PHOTO CREDIT: Getty Images
Amazon Web Services powers a significant portion of the internet. It's a cloud hosting service where users can deploy websites, apps, and other similar products. An integral part of this is the Simple Storage Service, commonly called S3. When AWS goes down -- an "outage" in developer parlance -- a big chunk of the internet goes down with it. That's what happened Tuesday.
The result: chaos.
Trello and Quora are among the affected websites, along with many other startups. Payment processor Stripe may be a partial casualty. Amusingly, even Is It Down Right Now, a service dedicated to monitoring other websites' uptime, is part of the carnage. Rival service Is Up remains, uh, up. In fact, the effects of the AWS failure range farther than websites. One Twitter user reported that he can't adjust his mouse sensitivity because the device-maker's servers have been affected.

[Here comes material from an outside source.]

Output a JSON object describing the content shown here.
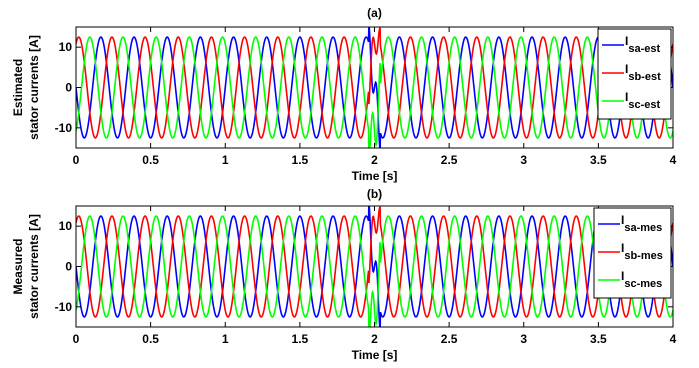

"Just to stress: this is one S3 region that has become inaccessible, yet web apps are tripping up and vanishing as their backend evaporates away," noted IT publication The Register.
Amazon's status page is still full of happy green checkmarks, and it's causing frustration:
The AWS Twitter account explained, "The dashboard not changing color is related to S3 issue. See the banner at the top of the dashboard for updates." Venture capitalist Blake Robbins quipped, "Note to self: Don't make your status page dependent on your own service working."
The flood of traffic to industry forum Hacker News has been so overwhelming that moderator Daniel Gackle had to request, "I hate to ask this, but our poor little single-core server process is getting hammered and steam is coming out its ears. If you don't plan to post anything, would you mind logging out? Then we can serve you from cache."
A highly upvoted comment warned readers that "us-east-1 [the service region most affected by the outage] is the worst place to set up AWS services. You're signing up for the oldest hardware and the most frequent outages. For legacy customers, it's hard to move regions, but in general, if you have the chance to choose a region other than us-east-1, do that." (The validity of this statement could not be confirmed by Inc.)
Another frustrated user added, "It's not just us-east-1! [Amazon is] being extremely dishonest with the green checkmarks. We can't even load the s3 console for other regions. I would post a screenshot, but Imgur is hosed by this too."